The formula of probability theory
In principle, the study of this topic does not taketoo much time. In order to get an answer to the question: "How to find the probability of some phenomenon?", You need to understand the key concepts and remember the basic principles on which the calculation is based. So, according to statistics, the events under investigation are denoted by A1, A2, ..., An. Each of them has both favorable outcomes (m) and the total number of elementary outcomes. For example, we are interested in how to find the probability that an even number of points will be on the top of the cube. Then A is a die roll, m is a loss of 2, 4 or 6 points (three favorable variants), and n are all six possible variants.
P (A) = m / n.
It is easy to calculate that in our example the desiredthe probability is 1/3. The closer the result to unity, the more likely that such an event will actually happen, and vice versa. Here is a theory of probability.

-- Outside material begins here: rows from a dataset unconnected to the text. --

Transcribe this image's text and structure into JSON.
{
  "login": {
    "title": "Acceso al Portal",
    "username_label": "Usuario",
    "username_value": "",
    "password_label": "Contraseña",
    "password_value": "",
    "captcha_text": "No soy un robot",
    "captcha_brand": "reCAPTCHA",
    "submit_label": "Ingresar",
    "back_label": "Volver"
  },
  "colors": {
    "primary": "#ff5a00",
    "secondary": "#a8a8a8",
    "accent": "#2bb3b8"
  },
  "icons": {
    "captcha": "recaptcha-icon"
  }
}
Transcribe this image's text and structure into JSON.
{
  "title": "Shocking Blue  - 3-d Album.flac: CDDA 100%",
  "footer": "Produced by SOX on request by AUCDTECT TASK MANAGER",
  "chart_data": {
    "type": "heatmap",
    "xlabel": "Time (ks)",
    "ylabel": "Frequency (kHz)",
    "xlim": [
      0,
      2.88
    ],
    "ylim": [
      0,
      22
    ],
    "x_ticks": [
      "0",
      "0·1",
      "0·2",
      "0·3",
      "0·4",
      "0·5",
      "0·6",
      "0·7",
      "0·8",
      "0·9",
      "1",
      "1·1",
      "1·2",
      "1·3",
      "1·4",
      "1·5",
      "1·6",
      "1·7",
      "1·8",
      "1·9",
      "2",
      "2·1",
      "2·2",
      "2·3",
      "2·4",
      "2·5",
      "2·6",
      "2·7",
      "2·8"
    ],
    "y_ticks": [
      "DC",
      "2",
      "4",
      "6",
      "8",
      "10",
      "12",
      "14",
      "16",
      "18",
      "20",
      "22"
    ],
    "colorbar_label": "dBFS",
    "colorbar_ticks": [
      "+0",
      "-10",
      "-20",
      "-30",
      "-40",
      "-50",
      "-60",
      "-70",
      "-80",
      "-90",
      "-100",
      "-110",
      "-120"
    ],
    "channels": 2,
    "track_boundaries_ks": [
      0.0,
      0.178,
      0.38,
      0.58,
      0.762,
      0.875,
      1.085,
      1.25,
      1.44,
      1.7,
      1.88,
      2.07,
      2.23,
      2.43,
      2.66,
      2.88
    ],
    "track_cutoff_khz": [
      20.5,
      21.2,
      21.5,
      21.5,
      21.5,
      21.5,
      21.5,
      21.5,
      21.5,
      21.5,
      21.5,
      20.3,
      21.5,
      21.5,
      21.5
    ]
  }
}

With one outcome everything is extremely easy.But how to find the probability, if the events go one after another? Consider this example: one card is displayed from a card deck (36 pcs.), Then it is hidden again in the deck, and after mixing the following is pulled out. How to find the probability that at least in one case the lady was rushed out? There is the following rule: if you are considering a complex event that can be divided into several incompatible simple events, you can first calculate the result for each of them, and then add them together. In our case it will look like this: 1/36+ 1/36 = 1/18. But what about when there are severalindependent events occur simultaneously? Then the results are multiplied! For example, the probability that, when two coins are rolled up simultaneously, two tails will drop out, will be: ½ * ½ = 0.25.
Now let's take an even more complicated example. Suppose we hit a book lottery in which out of thirty tickets ten are winning. It is required to determine:
- The likelihood that both will be winning.
- At least one of them will bring a prize.
- Both will be losing.
So, consider the first case.It can be divided into two events: the first ticket will be happy, and the second will also be happy. We will take into account that the events are dependent, since after each pull-out the total number of variants decreases. We get:
10/30 * 9/29 = 0.1034.
In the second case, you will need to determine the probability of a losing ticket and take into account that it can be either the first account or the second: 10/30 * 20/29 + 20/29 *10/30 = 0.4598.
Finally, the third case, when on the raffled lottery, even one book can not be obtained: 20/30 * 19/29 = 0.4368.